Milan Design Week is back. Here are 7 stops you can’t miss

The long-delayed festival gets super-sized

His first Salone del Mobile is predictably quieter than past Milan Design Weeks. Yet Stefano Boeri’s tightly curated festival has no less energy, pulling from a full 18 months of design innovation. The main show, at the fairground in Rho, outside the city, is renamed Supersalone this year: a veritable supermarket elegantly interspaced with untreated-wood display “walls” and full-height trees (in another nod to sustainability, the entire display will be recycled).

Molteni&C at Supersalone

Photography: Molteni&C

What first got our hearts racing in the main hall was Molteni&C’s presentation by Ron Gilad, showcasing a single reissue from the Gio Ponti archives: his Round D.154.5 chair, designed in 1954 for Alitalia lounges. Gilad transformed Molteni’s long allocated space into an immersive airplane cabin (swish midcentury-style, not Ryanair), complete with overhead announcements. The chair respects the original soap-bar shape at every angle but gets new jewel-toned upholstery.
Milan Fairgrounds, Rho, Porta Est, Porta Sud and Porta Ovest entrance gates

The Lost Graduation Show at Supersalone

Photography: Yunosuke Ishibashi

Also in the main is The Lost Graduation, exhibiting work from 48 design students from schools in 22 nations. The young designers ask and answer the more pressing questions of their generation – how to truly disrupt, reduce waste, design for longevity, for health. Even the concrete blocks brought in as display will be dumped back into the production cycle.
Milan Fairgrounds, Rho, Porta Est, Porta Sud and Porta Ovest entrance gates

New lighting effects at Luceplan

Photography: Luceplan

Back in town on Corso Monforte, Luceplan filled its flagship with experimental designs by Mandalaki Studio, Marco Spatti and Archirivolto Design, as well as their new outdoor lamp collections, shown in person for the first time.
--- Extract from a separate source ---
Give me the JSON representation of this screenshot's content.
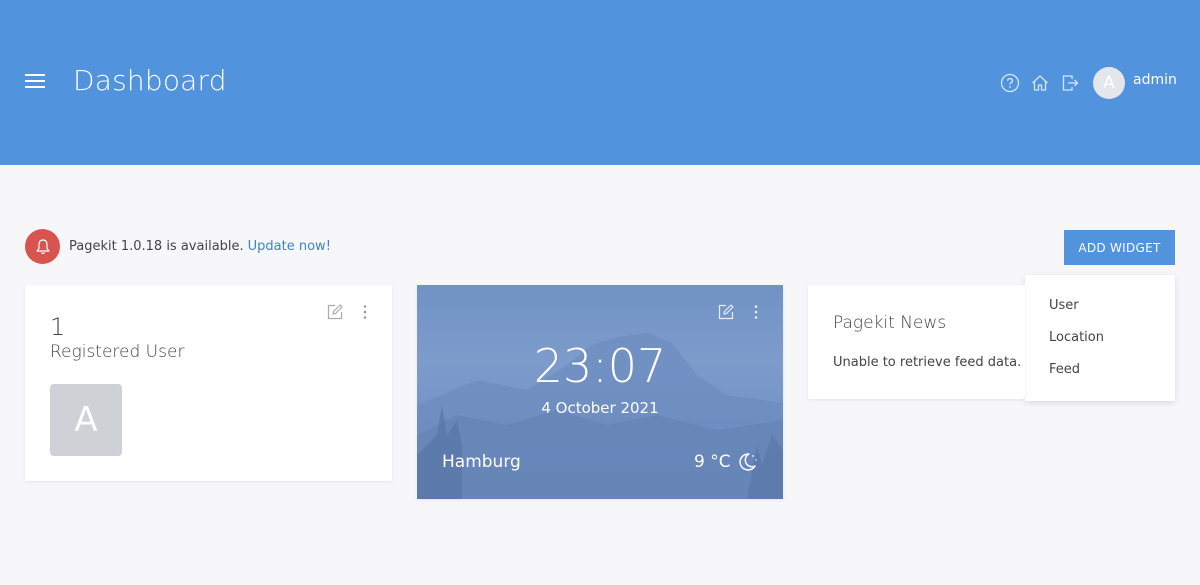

Meneghello Paolelli’s Doi cable system incorporates a magnet that gently pushes the direction of the spotlight around a disc. Spatti’s Levante chandelier is composed of a translucent biological material.
Corso Monforte 7,

Hem Gallery & Garden

Photography: Hem

The new collection by the always instantly marketable Swedish brand Hem gets prime position in a Brera gallery and garden. They give the floor to Sabine Marcelis’ Boa poufs and a new Puffy Lounge by Faye Toogood, styled alongside some big-hitters from Hem’s existing offering. Toogood also gets in a new line of Stump tables, slated for production later this autumn.
Corso Garibaldi 117,

Past and Future at Dimoregallery

Photography: Silvia Rivoltella

Dimorestudio designers Emiliano Salci and Britt Moran transform their eponymous gallery into a museum exhibiting 1930s desks, lamps, sofas and embroidered wallpaper by stalwarts of Italian Rationalism like Piero Bottoni and Portaluppi. Titled, unsurprisingly, Past, it’s complemented by a second exhibit called Future, celebrating the architect and industrial designer Claudio Salocchi. It goes back three decades to look forward at Salocchi’s avant-garde geometric lamps and deep modular sofas.
Via Solferino 11,

‘Cheerfully Optimistic About the Future’ at ICA Milano

Photography: Marco Guastalla

London-based designer Michael Anastassiades is Cheerfully Optimistic About the Future, according to his solo exhibition at the elegantly peeling Fondazione ICA, launching this week. The works – mostly his bare-bones lighting – are handmade and irregular, from materials like bamboo, linen, raw cables and functional neon-like glass cylinders. Anastassiades has also tried his hand at a sofa design for Karakter, exhibited this week at the Cassina showroom on Via Durini 16.
Via Orobia 26,

A beach in the baroque 

Photography: Sistemamanifesto

And for the requisite midday pitstop, Portuguese architect Manuel Aires Mateus has been brought in to take over the courtyard of Palazzo Litta. Eager to amp up the conviviality of the cloister – and fantasising about a visit to Les Bains Douches in Paris years ago – he brought in a vintage ice cream cart and designed a red and white striped beach cabana that appears to float on the sand-coloured surface. With ample space to lounge with refreshments, the courtyard serves as the perfect forum for spontaneous post-pandemic conversation.